Stories

Someone's Blue – Joanna Rafael Goldberg

The man looked at his lover. If she could be the last thing he ever looked at, he could be a happy cadaver.

        Ought we get hitched? Spliced? He proposed.

        Don’t be blithe. I’ll be your fiancé. Your bride. Your wife, the woman obliged.

        After our vows we can die.

        Let’s share a plot at the nice cemetery.

        I promise to be your emergency contact with benefits. To have and to hold, eternally, like the preserved of Pompeii.

        Save it for the altar.

        Her parents approved with a flowery dowery. His popped a bottle of formaldehyde. She wore a tiara to her hen party—the tinsel spelled the word BITCH. He wore a two-bit stripper on his head his stag night. He behaved less like a bachelor than like a swine, but his betrothed did not mind.

        Because you’re mine.

        O babe! O blah! Oh dada!

        Life goes on.

        The day came. He perched like a figurine at the altar. She lingered in the dressing room and stared into the vanity with the lights turned off. Darling! She thought. Fresh and fashionable thanks to Elizabeth Bathory’s skincare regiment, Medusa’s hairstyle, Cleopatra’s preferred brand of eyeliner and a gown designed by Eve herself. Mother of the bride hated the holes in the lace, but the bride looked lovely. The bridal party agreed she looked like a legend.

        You look like a princess, her best maid said.

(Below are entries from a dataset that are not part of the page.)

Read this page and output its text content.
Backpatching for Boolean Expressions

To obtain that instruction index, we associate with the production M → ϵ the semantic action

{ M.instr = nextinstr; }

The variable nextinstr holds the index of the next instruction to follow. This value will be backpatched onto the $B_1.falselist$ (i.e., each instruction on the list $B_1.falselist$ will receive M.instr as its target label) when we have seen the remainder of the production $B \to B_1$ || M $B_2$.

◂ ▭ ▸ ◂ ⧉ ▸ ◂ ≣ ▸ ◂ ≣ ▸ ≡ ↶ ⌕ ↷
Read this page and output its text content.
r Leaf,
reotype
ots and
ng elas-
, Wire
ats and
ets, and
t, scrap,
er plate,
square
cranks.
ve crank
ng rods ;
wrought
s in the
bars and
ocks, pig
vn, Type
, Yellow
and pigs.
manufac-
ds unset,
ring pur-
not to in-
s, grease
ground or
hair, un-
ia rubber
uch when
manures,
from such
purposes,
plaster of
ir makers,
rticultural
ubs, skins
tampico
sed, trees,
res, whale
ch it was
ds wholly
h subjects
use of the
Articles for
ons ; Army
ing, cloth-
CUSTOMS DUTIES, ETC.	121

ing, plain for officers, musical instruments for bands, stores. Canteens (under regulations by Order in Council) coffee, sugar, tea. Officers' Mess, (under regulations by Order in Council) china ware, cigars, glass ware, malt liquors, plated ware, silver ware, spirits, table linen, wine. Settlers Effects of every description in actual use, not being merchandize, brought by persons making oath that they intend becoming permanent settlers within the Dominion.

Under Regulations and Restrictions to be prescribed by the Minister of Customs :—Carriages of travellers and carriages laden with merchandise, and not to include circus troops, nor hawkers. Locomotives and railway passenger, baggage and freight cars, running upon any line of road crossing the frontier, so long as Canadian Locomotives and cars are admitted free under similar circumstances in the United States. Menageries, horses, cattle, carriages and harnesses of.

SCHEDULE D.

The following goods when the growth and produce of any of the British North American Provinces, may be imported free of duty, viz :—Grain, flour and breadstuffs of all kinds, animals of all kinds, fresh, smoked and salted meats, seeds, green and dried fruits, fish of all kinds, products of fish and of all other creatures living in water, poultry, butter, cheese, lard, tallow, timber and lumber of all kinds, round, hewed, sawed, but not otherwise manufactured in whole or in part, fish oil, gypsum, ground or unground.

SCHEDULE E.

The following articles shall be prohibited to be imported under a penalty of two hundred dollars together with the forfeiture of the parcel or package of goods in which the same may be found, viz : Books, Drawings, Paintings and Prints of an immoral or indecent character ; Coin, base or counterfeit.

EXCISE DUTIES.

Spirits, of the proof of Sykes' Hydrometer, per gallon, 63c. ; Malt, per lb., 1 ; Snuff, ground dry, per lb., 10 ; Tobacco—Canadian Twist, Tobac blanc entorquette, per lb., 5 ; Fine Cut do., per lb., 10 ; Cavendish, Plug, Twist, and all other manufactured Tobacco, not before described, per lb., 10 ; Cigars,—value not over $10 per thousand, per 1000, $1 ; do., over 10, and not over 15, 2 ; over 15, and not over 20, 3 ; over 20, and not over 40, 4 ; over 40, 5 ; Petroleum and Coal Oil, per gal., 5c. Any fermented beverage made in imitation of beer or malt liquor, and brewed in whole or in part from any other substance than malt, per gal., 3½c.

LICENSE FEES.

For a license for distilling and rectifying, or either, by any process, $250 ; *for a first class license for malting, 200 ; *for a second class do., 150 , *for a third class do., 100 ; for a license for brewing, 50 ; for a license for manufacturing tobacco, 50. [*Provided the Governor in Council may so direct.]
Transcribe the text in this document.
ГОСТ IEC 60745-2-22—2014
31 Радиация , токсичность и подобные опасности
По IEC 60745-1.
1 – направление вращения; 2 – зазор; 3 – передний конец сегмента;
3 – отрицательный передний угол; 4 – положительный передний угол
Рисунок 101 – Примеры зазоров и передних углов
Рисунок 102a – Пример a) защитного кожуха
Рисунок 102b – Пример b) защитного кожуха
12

        Thank you. It’s true. I got in a car accident on the way here.

        Bride had abstained from all food but nova scotia lox for the entirety of the engagement. Too famished to walk, she rode her father’s back down the aisle. On the way, she slurped up her veil in one go like a noodle. Still hungry. Gobbled up father’s white kippah right off his head. A nibble of tulle from her crinoline. Insatiable.

        Of course she brought good luck charms down the aisle. Something old? Tradition. Something new? A ring. Something borrowed? Time. Something blue? So much blue, like the bride’s face from holding her breath until they made their vows and a rhapsody the organist would prefer to play, and the feathers on the peacock roaming the estate wherein the party would take place in about a half of an hour.

        The time came for the Official to make a request of the guests:

        Does anyone have a reason to stop these two from cuffing? If not, hold your peace or let them fall to pieces like Patsy Cline.

        Does anyone among their kin know that he will break her like the glass poised under his foot? That she will cut and prune him until he’s the clippings of foliage left on the florist’s floor?

        Naturally, some guests did have reasons to halt the nuptials, but they said nothing. Not even the man who was in love with the bride. Or the groom’s great aunt privy to the bride’s bad side. But o, but o, no one would not come between bliss. The hearts in their pupils convinced the party to stay silent and clench their objections inside. Don’t break this spell. They’ll do that themselves.

        Then let them vow and lock lips and glow-in-the-dark over their love, the Officiant said.

        I thee wed. Mooned the groom.

        Can’t wait to be dead. Sighed the bride.

        Do you undertake this woman to be your lawfully wedded

        I do.

        And you?

        I do.

        A glass cracked. Bells tolled. The lovers kissed. Adieu to two. Her face pinked and his blued. The colors swapped again. Again. They breathed one breath back and forth until the death of their parts.

        Such a beautiful ceremony was chased by an immaculately planned reception. No children. Rubber Cornish hens wearing paper booties, gooseberries still dressed up in their papery skins, and a make-your-own Bloody Mary bar. Isn’t she lovely? The band played. She was.

        When asked about the still unplanned honey moon, the newlyweds made jokes.

        Chernobyl?

        Hiroshima!

        The Bikini Atoll!

        North Korea?

        Guantanamo Bay.

        The evening was lovely, her eyes misted, his gleamed. They were both so happy, at some sort of high. The flush of this moment was ephemeral, they secretly knew. It’s down hill from there. She’ll never wear a dress that nice again, and those were the last toast’s that would be made to them. Achieving that height of happy they felt right that now, the most in love lovers lovingly loving right then, set them up for a pendulum swing right to their guts. But that won’t be for ages, months, decades, or fifty-years.

        They swayed and kissed family, and fed each other cake. She sent her bouquet hurtling into her best friend’s face. The new husband smoked cigars with his future pallbearers, clouding the glass greenhouse with carcinogenic fumes.

        At the end of the night, husband and wife bound their ankles together with tin cans on strings. His and hearse’s rattle away on their three-legged race against no one into gridlocked streets. Just married.